Jonesboro's mayor and police chief refused. He said the crowd eventually dispersed, but it was a tense night as groups in support of both sides walked up and down the street.

Jeffers led a second group — which church leaders described in documents as a mob — the next morning to the courthouse steps where his request was denied once again. He was told to leave, but he instead began to pray.

"The mayor finally said, ' OK, all right, that is enough. That is enough.' Jeffers ended the prayer by essentiall­y asking God to strike the mayor dead," Spillman said. "A fistfight ensued in which some of Jeffers' supporters punched the mayor and punched the chief of police."

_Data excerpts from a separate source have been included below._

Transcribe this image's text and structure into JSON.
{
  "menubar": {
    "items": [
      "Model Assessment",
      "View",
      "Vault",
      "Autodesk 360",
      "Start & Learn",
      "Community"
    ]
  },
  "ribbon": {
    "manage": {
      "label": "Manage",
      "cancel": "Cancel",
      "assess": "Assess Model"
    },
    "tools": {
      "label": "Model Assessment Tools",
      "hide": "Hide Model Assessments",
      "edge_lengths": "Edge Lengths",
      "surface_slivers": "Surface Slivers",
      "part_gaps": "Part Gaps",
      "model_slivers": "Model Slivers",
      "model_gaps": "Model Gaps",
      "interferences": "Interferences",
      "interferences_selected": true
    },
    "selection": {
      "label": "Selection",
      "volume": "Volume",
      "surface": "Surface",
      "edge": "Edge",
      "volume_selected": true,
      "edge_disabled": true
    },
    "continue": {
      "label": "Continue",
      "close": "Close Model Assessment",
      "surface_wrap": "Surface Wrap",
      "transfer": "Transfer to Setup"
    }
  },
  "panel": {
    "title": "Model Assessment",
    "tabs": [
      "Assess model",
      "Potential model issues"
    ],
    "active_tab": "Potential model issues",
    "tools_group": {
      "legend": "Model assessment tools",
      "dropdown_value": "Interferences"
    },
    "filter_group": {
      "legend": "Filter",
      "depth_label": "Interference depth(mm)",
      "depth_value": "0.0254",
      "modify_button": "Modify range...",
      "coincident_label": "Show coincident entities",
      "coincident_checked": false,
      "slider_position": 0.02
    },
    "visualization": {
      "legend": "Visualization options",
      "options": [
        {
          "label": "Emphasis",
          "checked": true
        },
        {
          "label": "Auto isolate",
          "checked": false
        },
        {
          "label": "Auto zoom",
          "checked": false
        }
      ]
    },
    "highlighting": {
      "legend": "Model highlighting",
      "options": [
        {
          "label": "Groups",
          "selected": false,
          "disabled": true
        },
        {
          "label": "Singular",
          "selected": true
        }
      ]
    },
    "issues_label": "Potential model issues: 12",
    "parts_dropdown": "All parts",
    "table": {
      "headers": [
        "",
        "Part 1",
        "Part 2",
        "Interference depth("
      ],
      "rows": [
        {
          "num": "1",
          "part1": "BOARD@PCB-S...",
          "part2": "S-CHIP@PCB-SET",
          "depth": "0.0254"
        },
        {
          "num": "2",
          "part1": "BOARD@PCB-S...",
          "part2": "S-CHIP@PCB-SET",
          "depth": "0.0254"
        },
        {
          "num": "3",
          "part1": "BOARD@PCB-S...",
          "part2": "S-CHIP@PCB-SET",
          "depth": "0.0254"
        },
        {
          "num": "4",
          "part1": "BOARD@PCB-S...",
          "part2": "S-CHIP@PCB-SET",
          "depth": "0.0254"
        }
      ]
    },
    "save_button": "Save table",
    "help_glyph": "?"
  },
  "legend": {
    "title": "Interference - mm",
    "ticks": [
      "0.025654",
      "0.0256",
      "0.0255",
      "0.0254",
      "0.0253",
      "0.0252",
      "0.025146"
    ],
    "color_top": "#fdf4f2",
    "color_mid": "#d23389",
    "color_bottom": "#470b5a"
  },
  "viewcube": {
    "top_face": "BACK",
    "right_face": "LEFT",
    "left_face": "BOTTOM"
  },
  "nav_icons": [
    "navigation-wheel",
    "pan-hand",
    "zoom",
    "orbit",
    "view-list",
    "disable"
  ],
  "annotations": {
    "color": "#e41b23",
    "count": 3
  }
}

The next day, Sept. 10, the mayor and police chief asked the state governor to declare martial law; the request was denied but he agreed to send the National Guard. Troops patrolled the street and the revival tent.

The church held hearings Sept. 30, 1931, for the 21 members on their status in the church, but the members refused to meet without their attorneys and stenograph­ers present. They were expelled.

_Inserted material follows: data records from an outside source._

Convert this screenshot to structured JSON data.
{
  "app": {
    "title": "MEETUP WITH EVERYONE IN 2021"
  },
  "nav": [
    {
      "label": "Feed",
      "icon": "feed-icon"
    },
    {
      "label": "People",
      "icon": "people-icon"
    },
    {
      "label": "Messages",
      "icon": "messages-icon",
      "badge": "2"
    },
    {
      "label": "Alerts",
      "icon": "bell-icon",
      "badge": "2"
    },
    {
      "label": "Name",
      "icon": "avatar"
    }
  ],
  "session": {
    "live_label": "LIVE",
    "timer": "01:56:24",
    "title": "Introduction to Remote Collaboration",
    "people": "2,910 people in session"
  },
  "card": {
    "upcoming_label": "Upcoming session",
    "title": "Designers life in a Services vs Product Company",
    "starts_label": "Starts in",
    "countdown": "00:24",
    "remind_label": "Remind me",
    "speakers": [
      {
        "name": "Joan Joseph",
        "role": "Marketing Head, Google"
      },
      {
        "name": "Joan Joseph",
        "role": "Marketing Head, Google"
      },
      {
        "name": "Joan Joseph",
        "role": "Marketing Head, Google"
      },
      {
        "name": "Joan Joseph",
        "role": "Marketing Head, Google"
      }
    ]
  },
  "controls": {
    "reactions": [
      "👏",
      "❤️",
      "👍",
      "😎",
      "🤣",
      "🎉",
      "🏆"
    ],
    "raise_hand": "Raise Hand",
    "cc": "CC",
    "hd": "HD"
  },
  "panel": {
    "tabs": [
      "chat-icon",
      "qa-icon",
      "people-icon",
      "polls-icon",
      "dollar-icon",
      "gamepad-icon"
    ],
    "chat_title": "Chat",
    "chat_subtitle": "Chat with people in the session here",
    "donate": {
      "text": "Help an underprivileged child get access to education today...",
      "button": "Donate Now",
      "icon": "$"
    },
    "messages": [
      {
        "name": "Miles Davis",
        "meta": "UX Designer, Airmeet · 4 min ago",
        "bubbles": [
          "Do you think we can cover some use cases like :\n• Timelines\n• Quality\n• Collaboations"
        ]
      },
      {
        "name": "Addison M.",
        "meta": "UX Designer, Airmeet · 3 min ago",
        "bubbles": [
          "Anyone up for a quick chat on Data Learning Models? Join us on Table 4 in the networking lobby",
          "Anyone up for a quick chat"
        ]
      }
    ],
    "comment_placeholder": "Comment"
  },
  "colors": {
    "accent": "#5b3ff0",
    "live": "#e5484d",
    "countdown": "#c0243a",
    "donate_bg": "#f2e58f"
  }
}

"It was incredibly, emotionall­y intense and dramatic," Spillman said.

The expelled members became the founders of Jonesboro Baptist Church with Jeffers as its pastor.

In 1932, Jeffers left Jonesboro and selected Dale Crowley to replace him as pastor. Spillman said Crowley used the same tactics to grow membership, such as "uncovering the hell holes of Jonesboro."

Crowley accused Heard of having an affair, which led to further tensions between the two churches. The two pastors would later run into other, begin a fistfight and get arrested.

Jeffers returned in June 1933, wanting to become pastor again. Crowley said no. It led to a split within Jonesboro Baptist that eventually led to both pastors leading simultaneo­us services within the church.

Each side began bringing loaded guns and knives to services, fistfights began and enough violence that Crowley's side brought in a legal attorney and city officials. The mayor, who did not like Crowley or Jeffers because of their accusation­s about him, told them they needed to fight it out in court, Spillman said.